JOIN US. The Institute will launch our program on Manufacturing and Society in the 21st Century on October 28 with a lunchtime discussion about the influence of US trade policy on manufacturing, available live on our site at www.aspeninstitute.org/live.
Believe it or not, manufacturing jobs are not just something we subcontract to China. In fact, during the current economic crisis, manufacturing is helping to jumpstart the recovery—and it is likely to continue to do so as growth in finance, construction, and government services remains weak. Meanwhile, US exports are also on the rise. And, despite the conventional wisdom—that manufacturing has gone the way of agriculture in this country—the truth is: Manufacturing is now growing at twice the pace of the overall economy. In other words, it’s time to take a fresh look at an American institution.
We’re happy to join the Aspen Institute as its newest program, Manufacturing and Society in the 21st Century. US manufacturing has long been a source of jobs, innovation, and global competitiveness—and a hallmark of community stability and national security. So what can be done to preserve and strengthen this critical sector of the economy? The Manufacturing and Society in the 21st Century program will bring business, government, and opinion leaders together to look for solutions to the important problems and opportunities affecting the future of manufacturing in a global economy.
Our October 28th launch will include a lunchtime discussion on whether US trade policy is helping or hurting manufacturing, with guests Ambassador Susan Schwab, former US trade representative, and Dr. Jared Bernstein, former chief economic advisor to Vice President Joe Biden. The dialogue will be moderated by the director of the Manufacturing and Society in the 21st Century program, Tom Duesterberg.
Many see US manufacturing declining in importance as a part of a vibrant, growing, and sustainable economy. This perception, however, masks a more encouraging and complex reality. To be sure, in recent decades manufacturing has—like early 20th-century agriculture—declined as a proportion of the US economy, from around 38 percent just after World War II to about 12 percent today, and employment in the sector has dropped by more than one-third since 1980. Yet, total output in manufacturing has continued to grow at about the same pace as the overall economy, and the US share of global production has declined only slightly—even in the wake of intense competition from emerging industrial giants like China, India, and Brazil.

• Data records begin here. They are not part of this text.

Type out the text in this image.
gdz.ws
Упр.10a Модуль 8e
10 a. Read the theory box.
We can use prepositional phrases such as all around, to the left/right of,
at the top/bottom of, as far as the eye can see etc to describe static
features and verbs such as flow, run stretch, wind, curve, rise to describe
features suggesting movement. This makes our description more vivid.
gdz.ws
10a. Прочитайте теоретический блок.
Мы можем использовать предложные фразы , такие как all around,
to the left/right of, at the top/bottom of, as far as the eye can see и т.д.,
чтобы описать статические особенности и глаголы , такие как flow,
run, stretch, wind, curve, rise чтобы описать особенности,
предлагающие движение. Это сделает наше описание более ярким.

If manufacturing must be compared to agriculture, then it should be as a vibrant industry that has survived by relentlessly creating improvements in productivity (hence fewer jobs) and constant innovation (nearly two-thirds of research and development in the United States is done by manufacturers).
Global competition has also played a major role in this recent high-performance trajectory. Firms have seriously increased productivity: Output per American worker is higher than in Germany or Japan and nearly ten times the level of China. Why? Because US firms simply have to in order to remain competitive. Additionally (and less well-understood), the prices of manufactured goods have been in a deflationary cycle since the 1990s due to global competition. Deflation contributed to manufacturing becoming a smaller proportion of the US economy—as the price of industrial growth went down 3 percent at the same time that the overall price level rose 33 percent between 1995 and 2008. That might sound like bad news, but think about the prices of computers or automobiles today. Deflation benefits consumers, affording them a higher standard of living.
Productivity, innovation, and global competition have all allowed manufacturing to thrive in a cutthroat international marketplace, making the industry a crucial component to the continued health of the US economy. Still, US-goods producers have lost market share both at home and abroad as sophisticated nations like China, South Korea, and Germany ramp up their own new technologies and manufacturing processes. That’s why it is more important than ever to examine the issues around US manufacturing—and protect it. Some think that global competition is unfairly skewed against the United States through subsidized industries, currency manipulation, or a lack of global-trade rules enforcement. Others think that the United States is failing to keep up with the Europeans, the Chinese, and others in establishing new free-trade agreements.
On October 28, we will explore these questions as well as ways to improve chances for US manufacturing growth through a more balanced world-trade environment.